(3104) 哭声/コクソン
【監督】ナ・ホンジン
【出演】クァク・ドウォン、國村隼、キム・ファニ、チョン・ウヒ、ファン・ジョンミン、キム・ドユン、ソン・カングク
【制作】2016年、韓国
韓国の村で起きる猟奇的事件を描いた作品。超常的なホラーなのか現実的なサスペンスなのか分からないまま話が進んでいく。
谷城(コクソン)の村で男が家族を惨殺するという事件が起きる。キノコによる幻覚症状と判断されるが、村にやってきた日本人(國村隼)のせいではないかという噂もあった。警察官のジョング(クァク・ドウォン)には、かわいい娘ヒョジン(キム・ファニ)がいたが、彼女が父親に対して凶暴な態度を取るようになり、ついには親族をはさみで攻撃してしまう。体には、家族を殺害した犯人と共通する発疹があった。
ジョングの母親が祈祷師のイルグァン(ファン・ジョンミン)を呼び、イルグァンはヒョジンに取り憑く悪霊を追い払うため、日本人の男を殺す祈祷を行うが、ヒョジンが祈祷をやめてと言って苦しみ出したため、ジョングは祈祷を中断させてしまう。ジョングは仲間を従えて、山奥にある日本人の家に向かう。日本人の男は逃げてしまい、ジョングたちは諦めて車で帰るが、途中で日本人の男を轢いてしまう。ジョングは仲間とともに、男を道路脇の森に投げ捨てる。その様子を白い装束の女ムミョン(チョン・ウヒ)が見つめていた。

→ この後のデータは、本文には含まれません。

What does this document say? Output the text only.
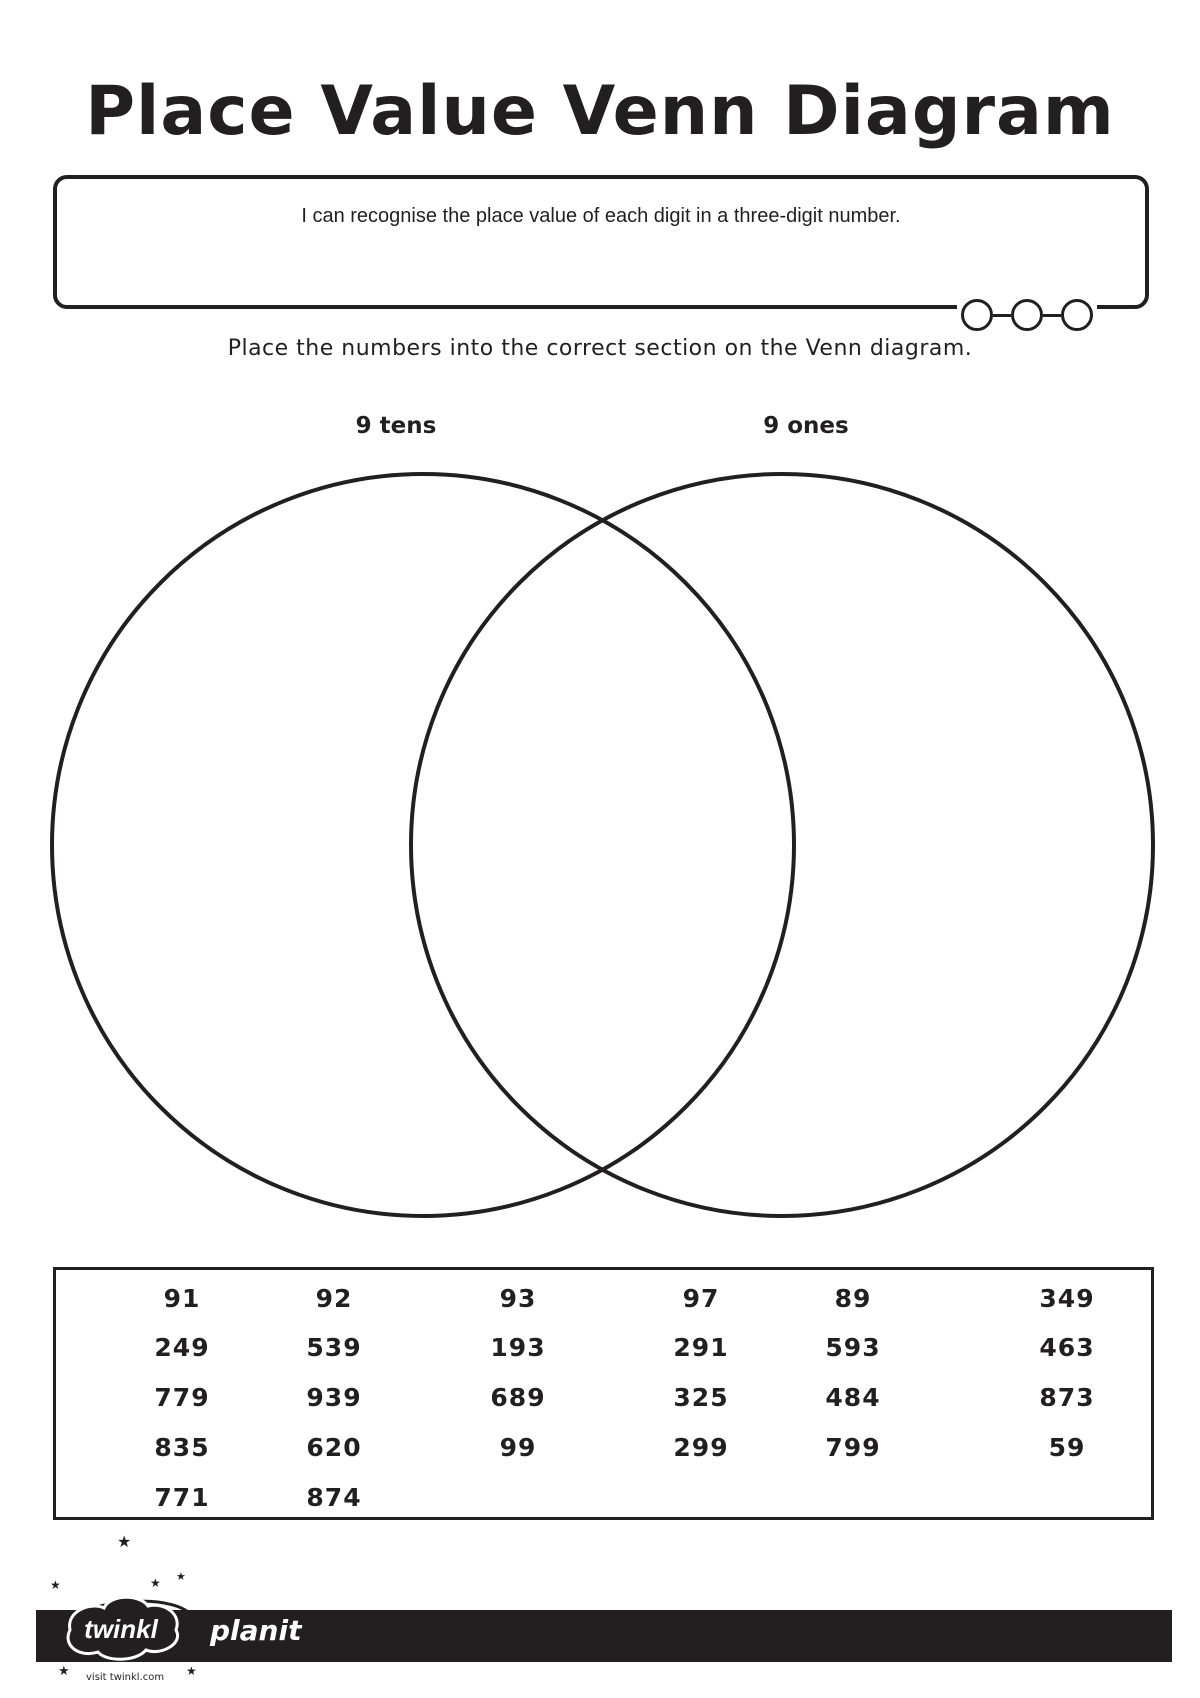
Place Value Venn Diagram
I can recognise the place value of each digit in a three-digit number.
Place the numbers into the correct section on the Venn diagram.
9 tens	9 ones
91	92	93	97	89	349
249	539	193	291	593	463
779	939	689	325	484	873
835	620	99	299	799	59
771	874
★
★ ★
★
★	★
twinkl planit
visit twinkl.com
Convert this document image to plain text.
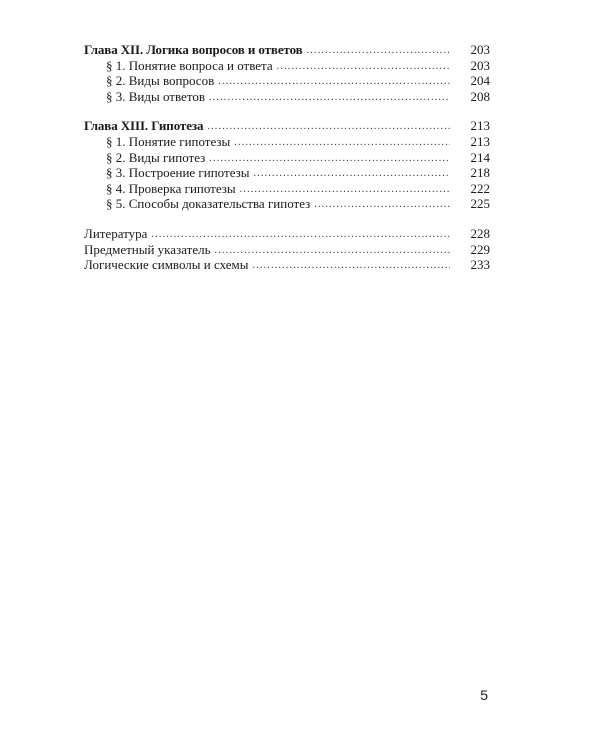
Глава XII. Логика вопросов и ответов .....	203
§ 1. Понятие вопроса и ответа .....	203
§ 2. Виды вопросов .....	204
§ 3. Виды ответов .....	208
Глава XIII. Гипотеза .....	213
§ 1. Понятие гипотезы .....	213
§ 2. Виды гипотез .....	214
§ 3. Построение гипотезы .....	218
§ 4. Проверка гипотезы .....	222
§ 5. Способы доказательства гипотез .....	225
Литература .....	228
Предметный указатель .....	229
Логические символы и схемы .....	233
5
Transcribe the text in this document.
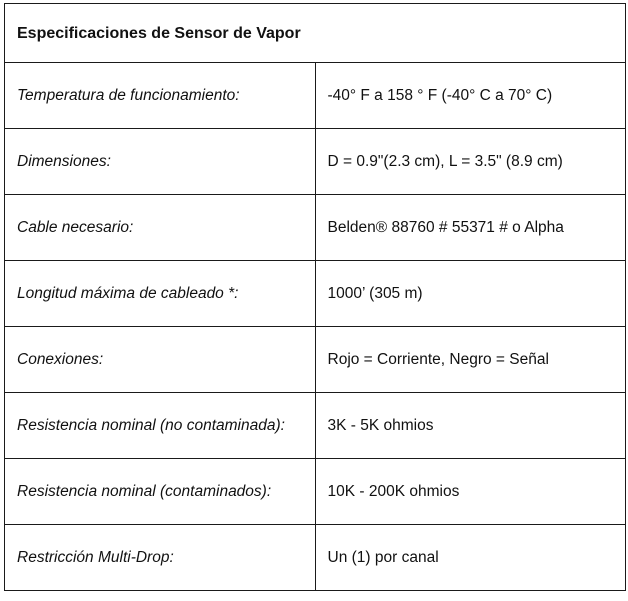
Especificaciones de Sensor de Vapor	
Temperatura de funcionamiento:	-40° F a 158 ° F (-40° C a 70° C)
Dimensiones:	D = 0.9"(2.3 cm), L = 3.5" (8.9 cm)
Cable necesario:	Belden® 88760 # 55371 # o Alpha
Longitud máxima de cableado *:	1000’ (305 m)
Conexiones:	Rojo = Corriente, Negro = Señal
Resistencia nominal (no contaminada):	3K - 5K ohmios
Resistencia nominal (contaminados):	10K - 200K ohmios
Restricción Multi-Drop:	Un (1) por canal
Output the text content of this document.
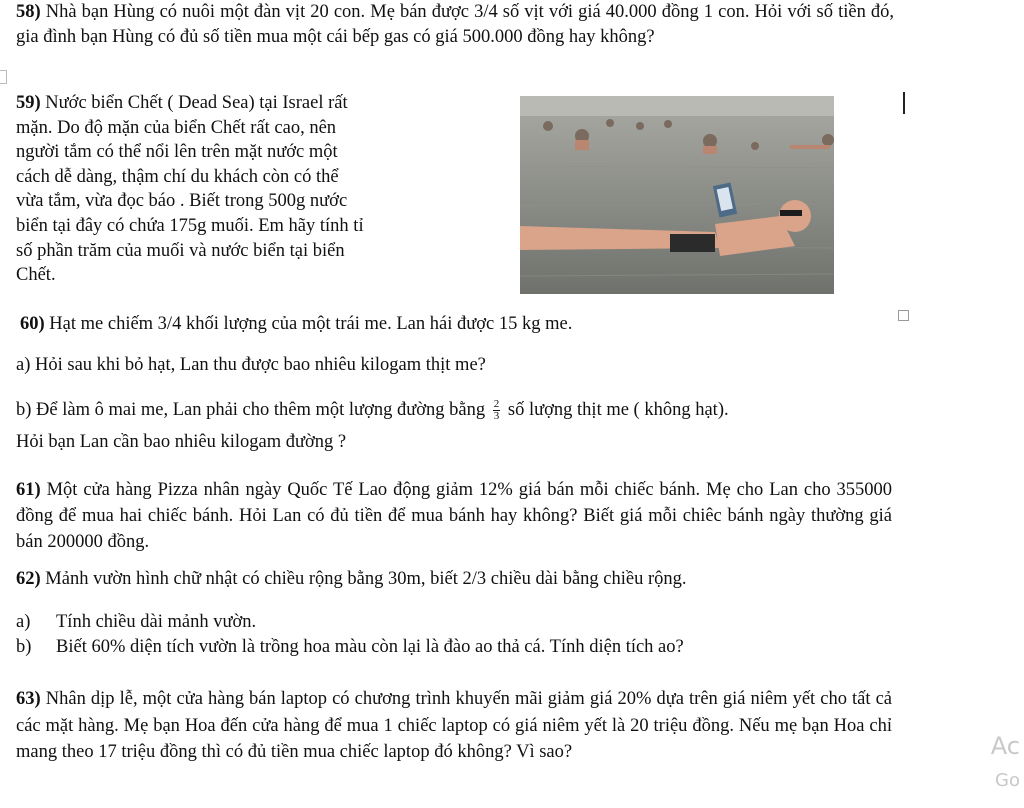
58) Nhà bạn Hùng có nuôi một đàn vịt 20 con. Mẹ bán được 3/4 số vịt với giá 40.000 đồng 1 con. Hỏi với số tiền đó, gia đình bạn Hùng có đủ số tiền mua một cái bếp gas có giá 500.000 đồng hay không?
59) Nước biển Chết ( Dead Sea) tại Israel rất
mặn. Do độ mặn của biển Chết rất cao, nên
người tắm có thể nổi lên trên mặt nước một
cách dễ dàng, thậm chí du khách còn có thể
vừa tắm, vừa đọc báo . Biết trong 500g nước
biển tại đây có chứa 175g muối. Em hãy tính tỉ
số phần trăm của muối và nước biển tại biển
Chết.
60) Hạt me chiếm 3/4 khối lượng của một trái me. Lan hái được 15 kg me.
a) Hỏi sau khi bỏ hạt, Lan thu được bao nhiêu kilogam thịt me?
b) Để làm ô mai me, Lan phải cho thêm một lượng đường bằng $\frac{2}{3}$ số lượng thịt me ( không hạt).
Hỏi bạn Lan cần bao nhiêu kilogam đường ?
61) Một cửa hàng Pizza nhân ngày Quốc Tế Lao động giảm 12% giá bán mỗi chiếc bánh. Mẹ cho Lan cho 355000 đồng để mua hai chiếc bánh. Hỏi Lan có đủ tiền để mua bánh hay không? Biết giá mỗi chiêc bánh ngày thường giá bán 200000 đồng.
62) Mảnh vườn hình chữ nhật có chiều rộng bằng 30m, biết 2/3 chiều dài bằng chiều rộng.
a) Tính chiều dài mảnh vườn.
b) Biết 60% diện tích vườn là trồng hoa màu còn lại là đào ao thả cá. Tính diện tích ao?
63) Nhân dịp lễ, một cửa hàng bán laptop có chương trình khuyến mãi giảm giá 20% dựa trên giá niêm yết cho tất cả các mặt hàng. Mẹ bạn Hoa đến cửa hàng để mua 1 chiếc laptop có giá niêm yết là 20 triệu đồng. Nếu mẹ bạn Hoa chỉ mang theo 17 triệu đồng thì có đủ tiền mua chiếc laptop đó không? Vì sao?	Ac
Go
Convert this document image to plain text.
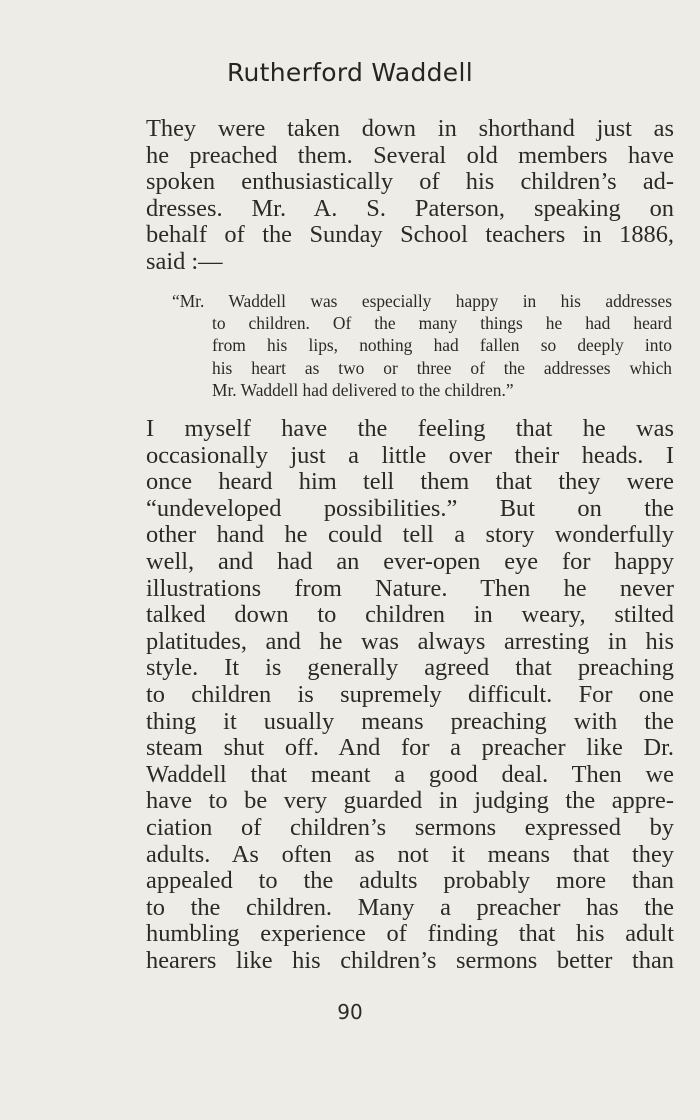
Rutherford Waddell
They were taken down in shorthand just as
he preached them. Several old members have
spoken enthusiastically of his children’s ad-
dresses. Mr. A. S. Paterson, speaking on
behalf of the Sunday School teachers in 1886,
said :—
“Mr. Waddell was especially happy in his addresses
to children. Of the many things he had heard
from his lips, nothing had fallen so deeply into
his heart as two or three of the addresses which
Mr. Waddell had delivered to the children.”
I myself have the feeling that he was
occasionally just a little over their heads. I
once heard him tell them that they were
“undeveloped possibilities.” But on the
other hand he could tell a story wonderfully
well, and had an ever-open eye for happy
illustrations from Nature. Then he never
talked down to children in weary, stilted
platitudes, and he was always arresting in his
style. It is generally agreed that preaching
to children is supremely difficult. For one
thing it usually means preaching with the
steam shut off. And for a preacher like Dr.
Waddell that meant a good deal. Then we
have to be very guarded in judging the appre-
ciation of children’s sermons expressed by
adults. As often as not it means that they
appealed to the adults probably more than
to the children. Many a preacher has the
humbling experience of finding that his adult
hearers like his children’s sermons better than
90
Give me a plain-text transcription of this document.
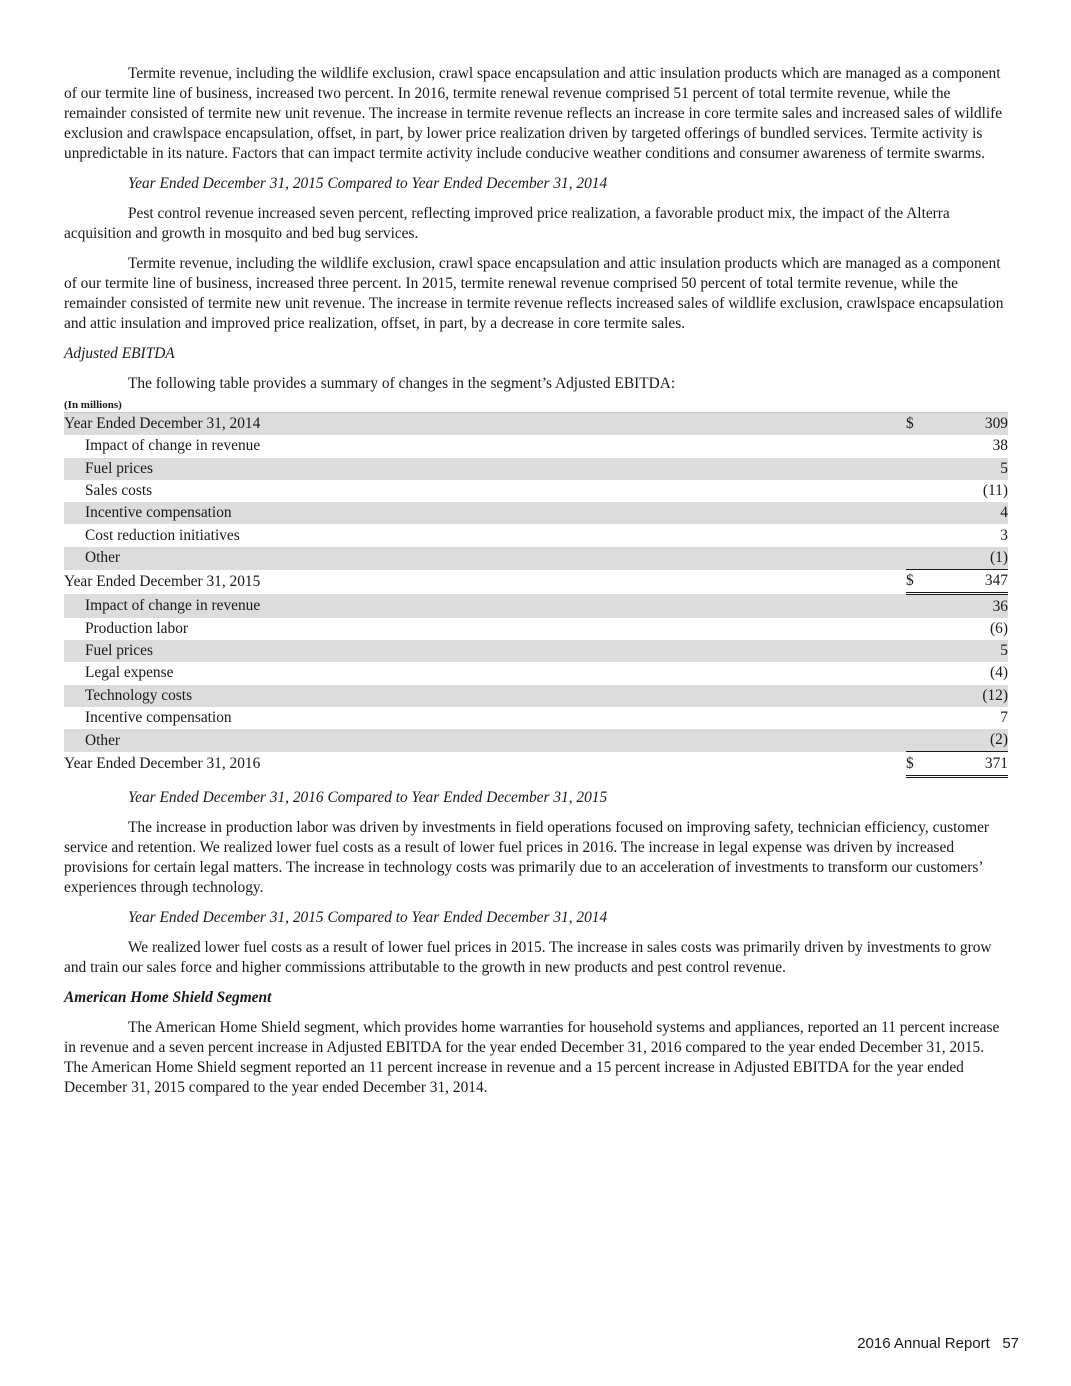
Termite revenue, including the wildlife exclusion, crawl space encapsulation and attic insulation products which are managed as a component of our termite line of business, increased two percent. In 2016, termite renewal revenue comprised 51 percent of total termite revenue, while the remainder consisted of termite new unit revenue. The increase in termite revenue reflects an increase in core termite sales and increased sales of wildlife exclusion and crawlspace encapsulation, offset, in part, by lower price realization driven by targeted offerings of bundled services. Termite activity is unpredictable in its nature. Factors that can impact termite activity include conducive weather conditions and consumer awareness of termite swarms.

Year Ended December 31, 2015 Compared to Year Ended December 31, 2014

Pest control revenue increased seven percent, reflecting improved price realization, a favorable product mix, the impact of the Alterra acquisition and growth in mosquito and bed bug services.

Termite revenue, including the wildlife exclusion, crawl space encapsulation and attic insulation products which are managed as a component of our termite line of business, increased three percent. In 2015, termite renewal revenue comprised 50 percent of total termite revenue, while the remainder consisted of termite new unit revenue. The increase in termite revenue reflects increased sales of wildlife exclusion, crawlspace encapsulation and attic insulation and improved price realization, offset, in part, by a decrease in core termite sales.

Adjusted EBITDA

The following table provides a summary of changes in the segment’s Adjusted EBITDA:

(In millions)
Year Ended December 31, 2014		$	309
Impact of change in revenue			38
Fuel prices			5
Sales costs			(11)
Incentive compensation			4
Cost reduction initiatives			3
Other			(1)
Year Ended December 31, 2015		$	347
Impact of change in revenue			36
Production labor			(6)
Fuel prices			5
Legal expense			(4)
Technology costs			(12)
Incentive compensation			7
Other			(2)
Year Ended December 31, 2016		$	371

Year Ended December 31, 2016 Compared to Year Ended December 31, 2015

The increase in production labor was driven by investments in field operations focused on improving safety, technician efficiency, customer service and retention. We realized lower fuel costs as a result of lower fuel prices in 2016. The increase in legal expense was driven by increased provisions for certain legal matters. The increase in technology costs was primarily due to an acceleration of investments to transform our customers’ experiences through technology.

Year Ended December 31, 2015 Compared to Year Ended December 31, 2014

We realized lower fuel costs as a result of lower fuel prices in 2015. The increase in sales costs was primarily driven by investments to grow and train our sales force and higher commissions attributable to the growth in new products and pest control revenue.

American Home Shield Segment

The American Home Shield segment, which provides home warranties for household systems and appliances, reported an 11 percent increase in revenue and a seven percent increase in Adjusted EBITDA for the year ended December 31, 2016 compared to the year ended December 31, 2015. The American Home Shield segment reported an 11 percent increase in revenue and a 15 percent increase in Adjusted EBITDA for the year ended December 31, 2015 compared to the year ended December 31, 2014.

2016 Annual Report 57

ヒョジンの症状は消え去り、病院から家に戻るが、大雨の日、ヒョジンが姿を消す。祈祷師は、悪霊は日本人の男ではなく、若い女だと電話でジョングに告げる。ジョングがヒョジンを探していると、ムミョンが現れる。ムミョンは悪霊に罠を仕掛けたのでまだ家に帰るなと言うが、ジョングは信じ切れず、ムミョンを置いて家に戻る。家は血まみれになっており、ジョングの妻と母が倒れていた。部屋には返り血を浴びたヒョジンが立っていた。
ジョングとともに日本人の男の家を訪ねた助祭イサム(キム・ドユン)は日本人の男を探す。男は洞窟の奥にいた。イサムは男が悪霊ではないと信じようとするが、男はイサムの前で爪がとがり、指が節くれ立ち、赤いまなこに変わっていく。祈祷師のイルグァンがジョングの家に現れ、血まみれの家族と座り込んで茫然自失となっているジョングを写真に収め、立ち去る。ジョングは力なくヒョジンの名を呼び続けるのだった。
序盤、鹿を生のまま食らう、赤いまなこの姿の日本人が現れ、それが人の噂だったりジョングの夢だったりするので、ホラー映画なのかそうではないのかよく分からないまま話が進むが、どうやら悪魔憑きの話だった。少女のヒョジンが凶暴になり、乱暴に食べ物を掻き込んだり祈祷に苦しんだりする様子は、「エクソシスト」(1973)を彷彿とさせる迫力。ただ、國村隼演じる日本人が悪霊だったというのであれば、ジョングたちに追われて逃げ惑ったりするのは何故なんだろう、とか、腑に落ちないところがあり、謎を引き延ばすためのご都合主義も垣間見えた。残酷な映像に迫力があるのは韓国らしいところ。